Medi­ev­al and Renais­sance Awl Hafts

Fol­low­ing on from my pre­vi­ous two posts about awls, I should say some­thing about medi­ev­al awl hafts since none of the hafts I’ve pic­tured pre­vi­ously are medi­ev­al in shape (one is an attempt, but it’s all wrong).

Marc Carlson has a lot of pic­tures of his­tor­ic shoe­makers on his Foot­wear of the Middle Ages site. Some of those pic­tures show awls in use (wheth­er as shoe­mak­ing tools, or instru­ments of tor­ture) from which I’ve had a go at draw­ing the out­lines of the hafts and put them in a PDF, includ­ing three mod­ern awl hafts from my col­lec­tion.

The draw­ings should give you an idea of the pro­files of medi­ev­al and renais­sance awls. The sizes are guesses based on my exist­ing awl hafts and how they fit in my hands, and on the scale from the pic­ture.
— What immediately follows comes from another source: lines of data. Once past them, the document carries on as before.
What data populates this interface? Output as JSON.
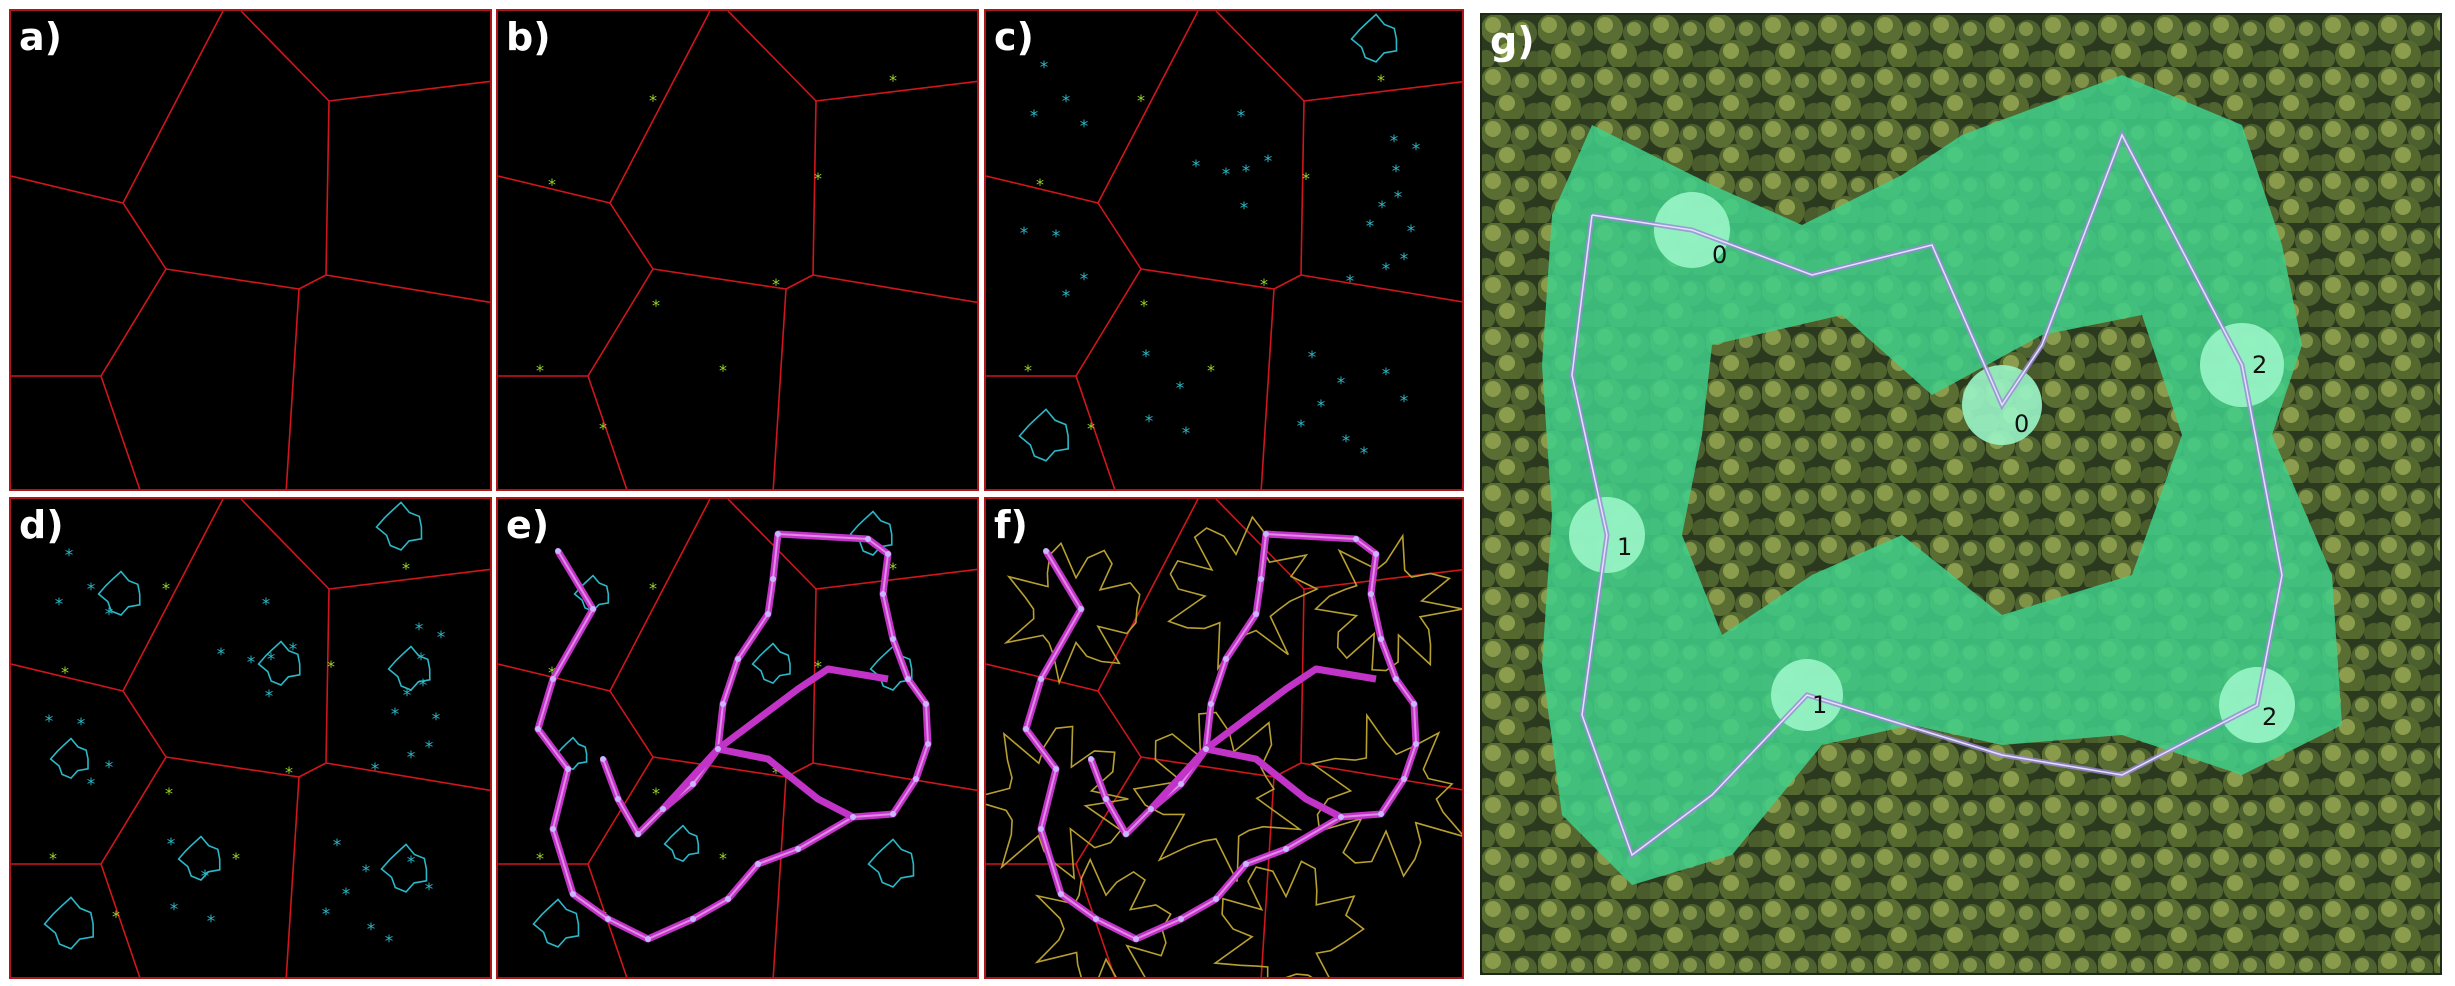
{
  "panels": {
    "a": {
      "label": "a)"
    },
    "b": {
      "label": "b)"
    },
    "c": {
      "label": "c)"
    },
    "d": {
      "label": "d)"
    },
    "e": {
      "label": "e)"
    },
    "f": {
      "label": "f)"
    },
    "g": {
      "label": "g)"
    }
  },
  "g_labels": [
    "0",
    "0",
    "2",
    "1",
    "1",
    "2"
  ],
  "colors": {
    "panel_bg": "#000000",
    "voronoi": "#d0161c",
    "portal": "#9bd42a",
    "cyan": "#2bb8c8",
    "road": "#c233c8",
    "road_inner": "#e08ae6",
    "contour": "#b8a030",
    "clearing": "#5de8a0",
    "forest": "#2f4a26"
  },
  "icons": [
    "asterisk-marker",
    "portal-marker"
  ]
}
The sizes of the awls from the SO1 ship­wreck are based on pho­to­graphs from the Memory of the Neth­er­lands site. The pic­tures are here: awl one (No.8 in my draw­ing), and awl two (No. 9 in my draw­ing).
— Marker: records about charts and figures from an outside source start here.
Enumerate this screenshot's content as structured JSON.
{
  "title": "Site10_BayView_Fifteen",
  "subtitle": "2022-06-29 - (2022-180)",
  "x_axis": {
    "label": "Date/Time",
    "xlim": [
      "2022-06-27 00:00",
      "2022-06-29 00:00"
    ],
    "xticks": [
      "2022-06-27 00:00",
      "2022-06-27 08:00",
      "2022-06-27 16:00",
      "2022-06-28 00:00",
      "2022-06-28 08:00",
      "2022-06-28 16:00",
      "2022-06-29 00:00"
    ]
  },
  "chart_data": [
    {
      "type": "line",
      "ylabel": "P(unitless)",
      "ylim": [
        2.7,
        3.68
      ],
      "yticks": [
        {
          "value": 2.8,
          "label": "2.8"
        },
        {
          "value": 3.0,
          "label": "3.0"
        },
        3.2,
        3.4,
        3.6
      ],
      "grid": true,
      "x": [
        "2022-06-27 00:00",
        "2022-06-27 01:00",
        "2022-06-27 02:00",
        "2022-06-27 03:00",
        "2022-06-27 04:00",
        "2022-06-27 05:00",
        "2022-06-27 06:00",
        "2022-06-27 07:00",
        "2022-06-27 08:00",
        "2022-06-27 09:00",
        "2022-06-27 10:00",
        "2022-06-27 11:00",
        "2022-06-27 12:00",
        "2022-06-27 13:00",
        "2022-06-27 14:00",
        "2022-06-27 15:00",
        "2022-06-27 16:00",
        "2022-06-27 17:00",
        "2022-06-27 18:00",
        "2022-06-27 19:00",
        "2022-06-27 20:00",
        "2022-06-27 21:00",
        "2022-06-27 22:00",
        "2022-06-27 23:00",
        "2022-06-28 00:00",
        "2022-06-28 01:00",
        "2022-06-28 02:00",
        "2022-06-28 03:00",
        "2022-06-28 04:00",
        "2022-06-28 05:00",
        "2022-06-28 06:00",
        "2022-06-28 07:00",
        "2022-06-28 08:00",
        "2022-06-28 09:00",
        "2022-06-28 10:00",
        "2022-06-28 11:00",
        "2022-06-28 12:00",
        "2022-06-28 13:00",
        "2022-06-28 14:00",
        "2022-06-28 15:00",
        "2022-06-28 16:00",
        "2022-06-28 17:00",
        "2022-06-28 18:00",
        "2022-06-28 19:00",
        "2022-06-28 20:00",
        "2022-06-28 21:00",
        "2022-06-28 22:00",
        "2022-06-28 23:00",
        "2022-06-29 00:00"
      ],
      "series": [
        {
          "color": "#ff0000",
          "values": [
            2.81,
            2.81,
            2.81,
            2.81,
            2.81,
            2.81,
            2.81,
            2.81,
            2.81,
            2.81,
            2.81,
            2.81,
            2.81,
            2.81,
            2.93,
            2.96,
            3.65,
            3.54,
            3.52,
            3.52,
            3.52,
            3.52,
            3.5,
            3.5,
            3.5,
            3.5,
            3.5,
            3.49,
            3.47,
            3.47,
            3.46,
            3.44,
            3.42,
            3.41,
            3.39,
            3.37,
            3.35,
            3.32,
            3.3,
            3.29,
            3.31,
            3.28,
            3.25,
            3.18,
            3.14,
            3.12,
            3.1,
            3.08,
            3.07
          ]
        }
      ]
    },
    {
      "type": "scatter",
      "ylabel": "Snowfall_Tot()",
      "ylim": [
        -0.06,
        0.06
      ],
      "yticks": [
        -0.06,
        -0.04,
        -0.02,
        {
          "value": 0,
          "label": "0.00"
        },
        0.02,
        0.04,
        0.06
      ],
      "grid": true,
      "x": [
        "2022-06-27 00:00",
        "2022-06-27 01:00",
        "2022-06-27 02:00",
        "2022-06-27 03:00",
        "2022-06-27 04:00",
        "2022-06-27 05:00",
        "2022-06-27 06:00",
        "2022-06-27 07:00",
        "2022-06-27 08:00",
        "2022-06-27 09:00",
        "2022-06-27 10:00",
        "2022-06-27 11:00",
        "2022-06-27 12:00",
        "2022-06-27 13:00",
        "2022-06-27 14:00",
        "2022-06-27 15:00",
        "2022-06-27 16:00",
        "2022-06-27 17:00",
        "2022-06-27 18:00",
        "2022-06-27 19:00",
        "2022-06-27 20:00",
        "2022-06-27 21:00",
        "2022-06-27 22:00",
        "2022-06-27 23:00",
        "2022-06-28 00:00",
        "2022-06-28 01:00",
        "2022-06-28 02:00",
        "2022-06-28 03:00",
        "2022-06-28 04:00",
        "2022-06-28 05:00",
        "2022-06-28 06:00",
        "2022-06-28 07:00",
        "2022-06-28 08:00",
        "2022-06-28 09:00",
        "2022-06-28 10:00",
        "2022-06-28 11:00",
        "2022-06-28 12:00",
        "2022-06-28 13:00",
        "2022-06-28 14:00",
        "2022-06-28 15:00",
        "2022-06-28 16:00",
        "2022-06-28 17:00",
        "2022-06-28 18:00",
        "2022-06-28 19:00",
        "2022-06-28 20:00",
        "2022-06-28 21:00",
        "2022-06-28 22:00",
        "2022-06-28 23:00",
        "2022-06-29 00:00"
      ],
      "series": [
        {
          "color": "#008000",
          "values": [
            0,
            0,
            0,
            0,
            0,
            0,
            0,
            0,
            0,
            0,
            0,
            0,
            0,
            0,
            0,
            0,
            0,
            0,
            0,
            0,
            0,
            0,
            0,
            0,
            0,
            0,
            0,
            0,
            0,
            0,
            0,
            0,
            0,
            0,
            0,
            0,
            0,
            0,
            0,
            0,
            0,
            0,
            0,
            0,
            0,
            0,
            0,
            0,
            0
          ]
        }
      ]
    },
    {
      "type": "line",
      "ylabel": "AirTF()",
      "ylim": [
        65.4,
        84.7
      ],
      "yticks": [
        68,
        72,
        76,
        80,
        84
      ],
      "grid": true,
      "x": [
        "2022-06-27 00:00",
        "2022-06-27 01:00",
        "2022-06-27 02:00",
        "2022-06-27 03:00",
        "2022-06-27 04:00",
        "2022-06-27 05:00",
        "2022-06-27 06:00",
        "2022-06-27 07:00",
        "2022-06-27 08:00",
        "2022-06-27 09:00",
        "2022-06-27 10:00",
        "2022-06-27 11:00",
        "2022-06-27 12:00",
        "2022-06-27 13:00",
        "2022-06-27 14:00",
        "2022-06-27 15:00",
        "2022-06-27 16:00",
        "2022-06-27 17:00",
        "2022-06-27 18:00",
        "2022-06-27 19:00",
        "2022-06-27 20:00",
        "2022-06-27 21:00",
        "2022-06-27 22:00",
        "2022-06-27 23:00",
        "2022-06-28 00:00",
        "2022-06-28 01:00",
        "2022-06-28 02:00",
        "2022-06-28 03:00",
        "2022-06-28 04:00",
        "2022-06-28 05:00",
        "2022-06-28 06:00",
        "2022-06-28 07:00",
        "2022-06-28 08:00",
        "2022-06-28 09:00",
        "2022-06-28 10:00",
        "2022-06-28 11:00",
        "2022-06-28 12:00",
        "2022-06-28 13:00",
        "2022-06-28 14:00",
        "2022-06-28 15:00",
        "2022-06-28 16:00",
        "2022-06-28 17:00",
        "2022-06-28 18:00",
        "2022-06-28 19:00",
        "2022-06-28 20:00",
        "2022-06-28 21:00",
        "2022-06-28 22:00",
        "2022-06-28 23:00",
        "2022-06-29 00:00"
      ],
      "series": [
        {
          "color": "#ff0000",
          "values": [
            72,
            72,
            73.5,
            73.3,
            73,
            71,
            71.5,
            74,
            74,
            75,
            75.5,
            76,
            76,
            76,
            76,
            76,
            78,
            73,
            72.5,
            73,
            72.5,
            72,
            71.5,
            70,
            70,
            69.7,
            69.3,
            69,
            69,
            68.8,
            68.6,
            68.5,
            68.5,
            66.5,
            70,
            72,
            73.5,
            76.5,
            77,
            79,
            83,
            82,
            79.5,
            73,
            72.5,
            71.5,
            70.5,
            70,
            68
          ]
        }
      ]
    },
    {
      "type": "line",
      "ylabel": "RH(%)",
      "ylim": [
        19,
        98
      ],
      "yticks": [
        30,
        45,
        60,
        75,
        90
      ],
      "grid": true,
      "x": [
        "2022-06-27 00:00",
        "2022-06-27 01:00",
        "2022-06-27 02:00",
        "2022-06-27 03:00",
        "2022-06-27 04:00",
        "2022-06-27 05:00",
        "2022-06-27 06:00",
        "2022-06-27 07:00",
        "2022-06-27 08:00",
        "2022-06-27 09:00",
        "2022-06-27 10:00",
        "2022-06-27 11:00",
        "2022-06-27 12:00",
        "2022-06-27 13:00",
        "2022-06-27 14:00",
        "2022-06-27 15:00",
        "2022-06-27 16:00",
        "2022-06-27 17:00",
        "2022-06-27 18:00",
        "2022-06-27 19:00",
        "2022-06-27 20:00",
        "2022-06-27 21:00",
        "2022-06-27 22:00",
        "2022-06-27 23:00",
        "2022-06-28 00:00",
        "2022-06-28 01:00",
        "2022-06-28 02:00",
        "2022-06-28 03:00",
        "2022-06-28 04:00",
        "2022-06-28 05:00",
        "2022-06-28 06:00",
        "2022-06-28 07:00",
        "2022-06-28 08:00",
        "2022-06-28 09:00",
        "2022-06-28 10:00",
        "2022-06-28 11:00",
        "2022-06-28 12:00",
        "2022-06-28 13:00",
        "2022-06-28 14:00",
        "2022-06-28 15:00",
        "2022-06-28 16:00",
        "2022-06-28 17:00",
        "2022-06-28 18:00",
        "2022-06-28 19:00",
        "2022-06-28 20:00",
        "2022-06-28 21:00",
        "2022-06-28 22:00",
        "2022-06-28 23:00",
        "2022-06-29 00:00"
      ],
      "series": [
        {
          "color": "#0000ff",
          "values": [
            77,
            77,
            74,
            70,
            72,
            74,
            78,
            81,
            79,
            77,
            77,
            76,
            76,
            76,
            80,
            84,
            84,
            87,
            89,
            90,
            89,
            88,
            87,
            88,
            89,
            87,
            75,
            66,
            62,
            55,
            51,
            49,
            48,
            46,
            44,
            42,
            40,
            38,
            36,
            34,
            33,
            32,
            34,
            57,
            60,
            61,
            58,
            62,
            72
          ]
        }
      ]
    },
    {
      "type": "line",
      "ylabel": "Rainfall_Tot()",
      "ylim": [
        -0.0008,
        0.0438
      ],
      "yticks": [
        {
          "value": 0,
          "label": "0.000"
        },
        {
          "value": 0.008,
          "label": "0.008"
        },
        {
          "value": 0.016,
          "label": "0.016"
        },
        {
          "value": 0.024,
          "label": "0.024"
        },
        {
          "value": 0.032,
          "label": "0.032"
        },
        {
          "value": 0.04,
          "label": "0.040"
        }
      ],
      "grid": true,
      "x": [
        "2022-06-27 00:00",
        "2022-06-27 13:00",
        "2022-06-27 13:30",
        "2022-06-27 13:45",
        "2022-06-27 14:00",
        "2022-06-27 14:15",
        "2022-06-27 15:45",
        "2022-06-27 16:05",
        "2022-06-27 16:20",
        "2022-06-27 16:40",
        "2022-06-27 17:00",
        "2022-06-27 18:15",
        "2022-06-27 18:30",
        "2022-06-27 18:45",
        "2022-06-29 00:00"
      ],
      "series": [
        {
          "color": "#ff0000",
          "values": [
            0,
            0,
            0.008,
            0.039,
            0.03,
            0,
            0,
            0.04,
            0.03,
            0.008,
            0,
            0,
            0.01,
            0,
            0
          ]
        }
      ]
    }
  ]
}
The sizes aren’t exact; I think the hafts from “Two scenes with Sts Crispinus and Crispi­ni­anus” by the Bernese Mas­ter of the Pinks are implaus­ibly short, and the hafts shown in the pic­ture of Her­man someo­ne­or­oth­er in the 1531 Mendelschen Haus­buch are overly chunky. Remem­ber that these are paint­ings, not pho­to­graphs and if you use these to make your own hafts, find out what works for you.

Remem­ber also that the blades of medi­ev­al and renais­sance awls are always straight, curved awls are a mod­ern inven­tion.